Я глянул на треснувшую корку струпа, слизал выступившую каплю
крови. Что я могу сделать? Словами тут проблему не решить.
Вмешаться, получить по голове и загреметь в больничку с сотрясением
мозга, завалив квест? Бабушка без меня не справится. Мама вовремя
не получит лекарства.
И ведь сейчас только девяносто третий год, разгул беспредела
впереди. При всем желании пропетлять не получится, все равно
придется столкнуться с грубой силой, а значит, надо становиться
сильным физически. И делать такими своих друзей. Как там в песне?
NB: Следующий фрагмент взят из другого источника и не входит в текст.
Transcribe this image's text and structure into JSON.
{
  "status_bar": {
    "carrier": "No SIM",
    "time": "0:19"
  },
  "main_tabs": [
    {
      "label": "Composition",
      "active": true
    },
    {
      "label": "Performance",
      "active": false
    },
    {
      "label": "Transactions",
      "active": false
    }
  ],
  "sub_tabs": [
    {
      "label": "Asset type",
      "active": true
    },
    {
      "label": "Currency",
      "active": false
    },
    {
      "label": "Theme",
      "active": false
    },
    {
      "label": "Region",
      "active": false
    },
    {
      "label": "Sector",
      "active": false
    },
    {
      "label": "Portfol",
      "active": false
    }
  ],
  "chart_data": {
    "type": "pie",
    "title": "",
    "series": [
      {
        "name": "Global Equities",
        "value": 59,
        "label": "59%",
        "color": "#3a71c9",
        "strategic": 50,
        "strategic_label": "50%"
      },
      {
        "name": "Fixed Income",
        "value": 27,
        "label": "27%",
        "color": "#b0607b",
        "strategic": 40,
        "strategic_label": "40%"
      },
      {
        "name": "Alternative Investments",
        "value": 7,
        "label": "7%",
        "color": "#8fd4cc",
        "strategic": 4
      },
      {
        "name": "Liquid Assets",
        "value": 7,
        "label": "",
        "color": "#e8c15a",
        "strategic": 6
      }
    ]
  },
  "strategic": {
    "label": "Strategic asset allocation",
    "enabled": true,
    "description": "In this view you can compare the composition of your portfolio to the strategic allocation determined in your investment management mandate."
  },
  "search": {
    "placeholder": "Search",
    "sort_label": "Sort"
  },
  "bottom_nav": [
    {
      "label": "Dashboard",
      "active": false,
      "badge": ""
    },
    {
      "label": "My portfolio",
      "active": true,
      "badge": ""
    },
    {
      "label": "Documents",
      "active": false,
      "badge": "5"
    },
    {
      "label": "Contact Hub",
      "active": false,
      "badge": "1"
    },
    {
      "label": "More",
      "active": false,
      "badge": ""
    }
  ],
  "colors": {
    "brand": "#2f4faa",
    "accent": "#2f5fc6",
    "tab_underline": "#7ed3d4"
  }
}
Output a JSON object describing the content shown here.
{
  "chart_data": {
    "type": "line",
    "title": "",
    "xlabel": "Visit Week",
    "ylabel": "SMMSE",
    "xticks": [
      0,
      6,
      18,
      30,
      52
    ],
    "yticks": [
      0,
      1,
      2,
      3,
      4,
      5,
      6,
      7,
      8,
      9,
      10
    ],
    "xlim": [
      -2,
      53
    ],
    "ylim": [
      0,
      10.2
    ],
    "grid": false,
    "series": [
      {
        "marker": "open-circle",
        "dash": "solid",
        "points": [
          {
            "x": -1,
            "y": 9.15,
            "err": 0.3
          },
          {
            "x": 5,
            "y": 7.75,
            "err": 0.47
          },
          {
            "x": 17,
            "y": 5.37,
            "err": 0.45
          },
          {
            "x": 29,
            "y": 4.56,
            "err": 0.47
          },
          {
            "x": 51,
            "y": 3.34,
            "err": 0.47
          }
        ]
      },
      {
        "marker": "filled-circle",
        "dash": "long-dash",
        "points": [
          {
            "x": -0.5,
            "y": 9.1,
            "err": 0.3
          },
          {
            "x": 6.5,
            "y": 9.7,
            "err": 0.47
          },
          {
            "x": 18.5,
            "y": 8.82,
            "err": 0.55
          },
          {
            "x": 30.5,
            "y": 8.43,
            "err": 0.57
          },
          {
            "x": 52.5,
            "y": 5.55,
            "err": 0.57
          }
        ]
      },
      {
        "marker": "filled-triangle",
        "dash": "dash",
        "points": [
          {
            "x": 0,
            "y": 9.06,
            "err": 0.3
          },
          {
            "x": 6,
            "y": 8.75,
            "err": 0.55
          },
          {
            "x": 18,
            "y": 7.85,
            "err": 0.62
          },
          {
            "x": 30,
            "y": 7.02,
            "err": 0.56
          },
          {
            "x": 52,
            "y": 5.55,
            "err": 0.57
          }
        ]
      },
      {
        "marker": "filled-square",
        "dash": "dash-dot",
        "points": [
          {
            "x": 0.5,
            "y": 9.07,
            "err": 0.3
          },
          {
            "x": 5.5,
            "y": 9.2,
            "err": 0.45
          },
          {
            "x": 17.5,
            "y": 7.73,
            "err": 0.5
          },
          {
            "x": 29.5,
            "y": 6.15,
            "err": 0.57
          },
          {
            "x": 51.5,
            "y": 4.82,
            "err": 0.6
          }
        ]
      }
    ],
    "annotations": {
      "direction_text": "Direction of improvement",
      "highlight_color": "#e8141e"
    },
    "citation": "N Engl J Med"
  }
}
«Если ты ходишь по грязной дороге, ты не можешь не выпачкать
ног».
Проклятое чувство справедливости, вечно толкающее на подвиги!
Как бы прикрутить краник и сделать жажду справедливости слабее, чем
страх подохнуть?
Ладно, рисковать не буду, попытаюсь поговорить. Придерживаясь за
верхние полки, я спустился, сунул ноги в тапки, покосился на быка,
тарабанящего ногой в купе проводников. Он же не один бухал, у него
должны быть друзья. Есть шанс, что они более вменяемые. Не будут же
они пацана лупить!
Протолкнувшись в середину вагона, я шепотом спросил у волосатого
нефора, что сидел на боковушке напротив дрыхнущего лысого мужичка и
с обреченным видом смотрел в черное окно:
— Скажи, а из какого купе этот бычара?
Парень ненадолго отмер, не оборачиваясь ко мне, махнул
назад.
— Через два купе. Поймешь.
— Спасибо.
Он был прав: я понял сразу. На нижней полке храпел жирдяй, его и
футболка задралась, явив миру брюхо с продольным шрамом и черными
завитками волос. На этой же полке ютились два лысых заморыша,
напротив сидела опухшая девка и два бритоголовых лба, один тискал
девку, второй – распотрошенную куриную тушку на фольге. Тут же
имелись необходимые для пьянства атрибуты: разносолы, селедка на
газете, рюмки. Я сделал испуганное лицо и пробормотал:
— Доброй ночи!
Пять пар красных глаз уставились на меня.